The exhibition, located in the W. Keith and Janet Kellogg University Art Gallery, opened Aug. 22 and will last through Nov. 12.
This year’s jurors for the exhibit were Kimiko Miyoshi, the printmaking/ink juror, Susan Elizalde-Henson, the ceramics/clay juror and Juri Koll, the curatorial juror.
The exhibit had 386 entries submitted but only 119 were chosen to be displayed, making this year the largest selection in “Ink & Clay” history.
Cal Poly Pomona and the University Art Gallery also offered $6,500 in cash awards to entries who made it into the exhibit.
Ann Phong, an art professor at CPP, had one of her pieces selected for the exhibit and received the University President’s Purchase Award. Her piece is titled “A Female Refugee’s Story.” This painting consists of a litho print with acrylic and is a tribute to her Vietnamese culture.

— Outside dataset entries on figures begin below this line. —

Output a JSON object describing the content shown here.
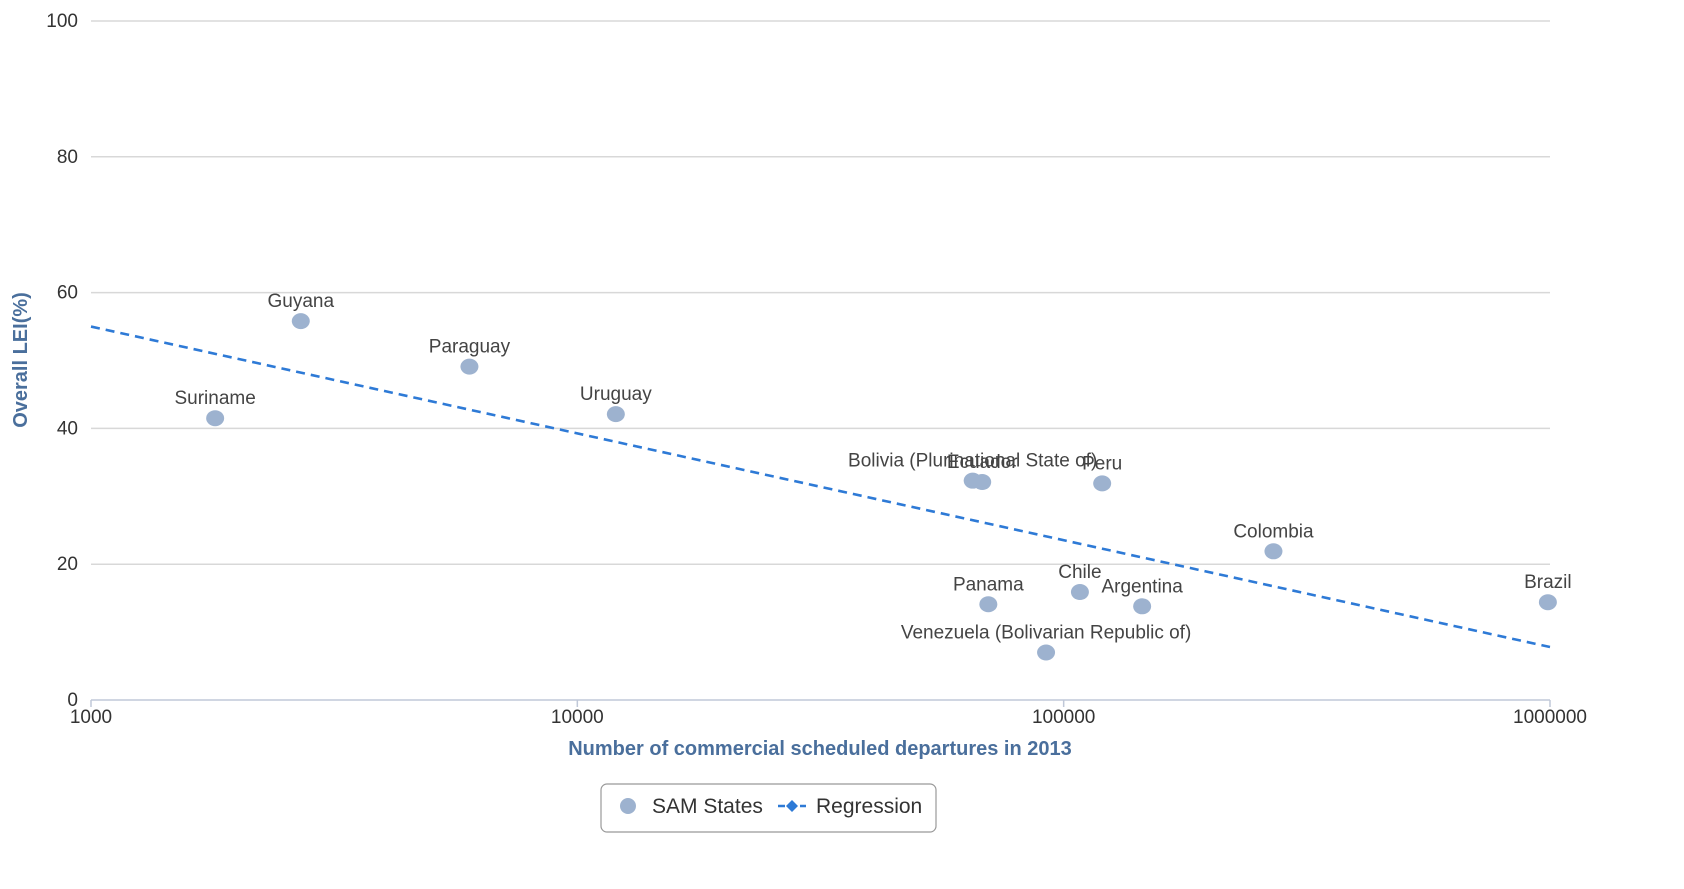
{
  "chart_data": {
    "type": "scatter",
    "title": "",
    "xlabel": "Number of commercial scheduled departures in 2013",
    "ylabel": "Overall LEI(%)",
    "xscale": "log",
    "xlim": [
      1000,
      1000000
    ],
    "ylim": [
      0,
      100
    ],
    "xticks": [
      1000,
      10000,
      100000,
      1000000
    ],
    "xtick_labels": [
      "1000",
      "10000",
      "100000",
      "1000000"
    ],
    "yticks": [
      0,
      20,
      40,
      60,
      80,
      100
    ],
    "ytick_labels": [
      "0",
      "20",
      "40",
      "60",
      "80",
      "100"
    ],
    "grid": true,
    "legend_position": "bottom-center",
    "colors": {
      "points": "#9db2cf",
      "regression": "#2e7ad6",
      "axis_title": "#4a6f9c"
    },
    "series": [
      {
        "name": "SAM States",
        "kind": "scatter",
        "points": [
          {
            "label": "Suriname",
            "x": 1800,
            "y": 41.5
          },
          {
            "label": "Guyana",
            "x": 2700,
            "y": 55.8
          },
          {
            "label": "Paraguay",
            "x": 6000,
            "y": 49.1
          },
          {
            "label": "Uruguay",
            "x": 12000,
            "y": 42.1
          },
          {
            "label": "Bolivia (Plurinational State of)",
            "x": 65000,
            "y": 32.3
          },
          {
            "label": "Ecuador",
            "x": 68000,
            "y": 32.1
          },
          {
            "label": "Peru",
            "x": 120000,
            "y": 31.9
          },
          {
            "label": "Colombia",
            "x": 270000,
            "y": 21.9
          },
          {
            "label": "Panama",
            "x": 70000,
            "y": 14.1
          },
          {
            "label": "Chile",
            "x": 108000,
            "y": 15.9
          },
          {
            "label": "Argentina",
            "x": 145000,
            "y": 13.8
          },
          {
            "label": "Venezuela (Bolivarian Republic of)",
            "x": 92000,
            "y": 7.0
          },
          {
            "label": "Brazil",
            "x": 990000,
            "y": 14.4
          }
        ]
      },
      {
        "name": "Regression",
        "kind": "line",
        "points": [
          {
            "x": 1000,
            "y": 55.0
          },
          {
            "x": 1000000,
            "y": 7.8
          }
        ]
      }
    ]
  }
}
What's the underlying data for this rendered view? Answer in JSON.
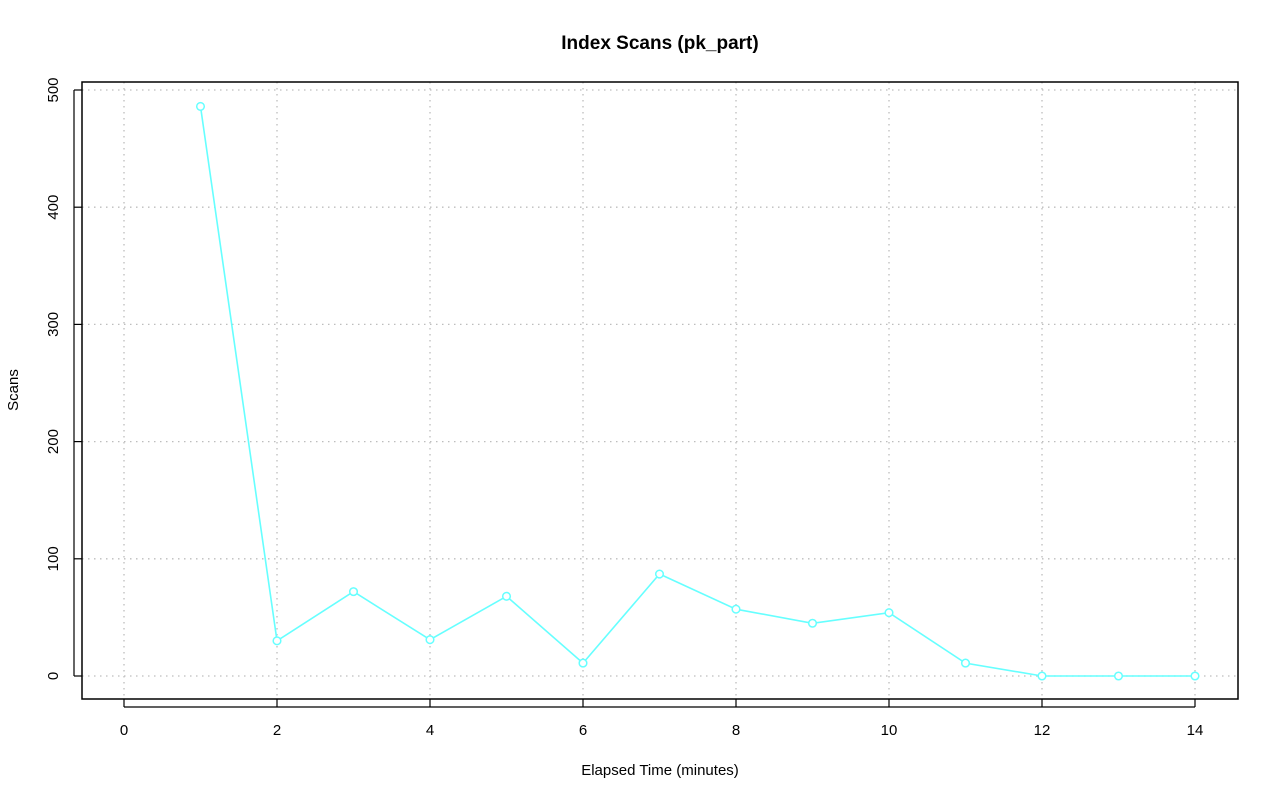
{
  "chart_data": {
    "type": "line",
    "title": "Index Scans (pk_part)",
    "xlabel": "Elapsed Time (minutes)",
    "ylabel": "Scans",
    "xlim": [
      0,
      14
    ],
    "ylim": [
      0,
      500
    ],
    "x_ticks": [
      0,
      2,
      4,
      6,
      8,
      10,
      12,
      14
    ],
    "y_ticks": [
      0,
      100,
      200,
      300,
      400,
      500
    ],
    "grid": true,
    "series": [
      {
        "color": "#66ffff",
        "marker": "circle",
        "x": [
          1,
          2,
          3,
          4,
          5,
          6,
          7,
          8,
          9,
          10,
          11,
          12,
          13,
          14
        ],
        "y": [
          486,
          30,
          72,
          31,
          68,
          11,
          87,
          57,
          45,
          54,
          11,
          0,
          0,
          0
        ]
      }
    ]
  }
}
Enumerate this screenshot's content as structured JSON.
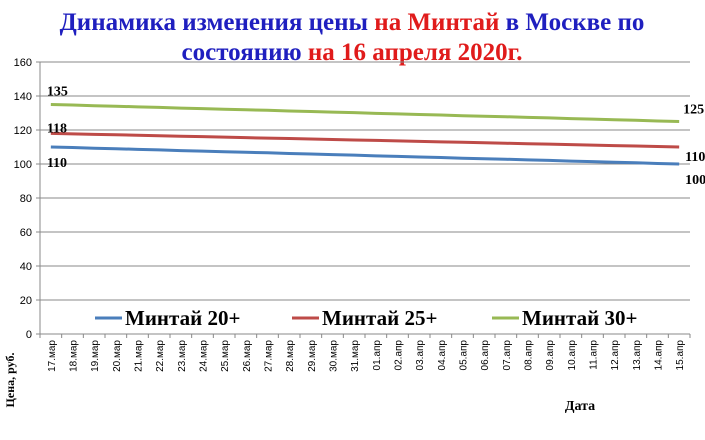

“My art reflects the feelings and thoughts of the people who have experienced vicissitudes in life,” Phong wrote in her description of the piece.
All entries for this show were submitted for the first time ever through an online-only submissions platform called “CaFE.” The new digital system caused a year-long break for the “Ink & Clay” exhibition last year.
To submit entries, each artist must pay a $50 entry fee and their work must be original and created within the past three years. Any variation of “Ink & Clay” as a whole or a part of the work is acceptable.
The pieces range from eccentric and abstract to classic and traditional. Aside from bold colors and textures and utilizing different styles of art such as Impressionism and cubism, the most impressive part was reading and understanding the context of each piece.
Artists explored subjects such as individualism through walking away from society’s expectations, the known and the unknown, what we can and cannot control, desensitizing the concept of death and encouraging the world to coexist with life as one.
Alexis Kaminsky’s piece, “Ice Flow,” consists of ceramic, MDF, hardware, casein and spray paint. It is a series of fragments in different shades of blue pieced together representing the search for coherence and meaning in life.
Overall, the exhibit is one worth attending. This esteemed competition is at such a convenient location for CPP faculty and students and a great opportunity to explore the creativity of these artists with free entry.
The gallery is open Monday and Tuesday from 4 to 8 p.m. and Wednesday, Thursday, Saturday and Sunday from noon to 4 p.m.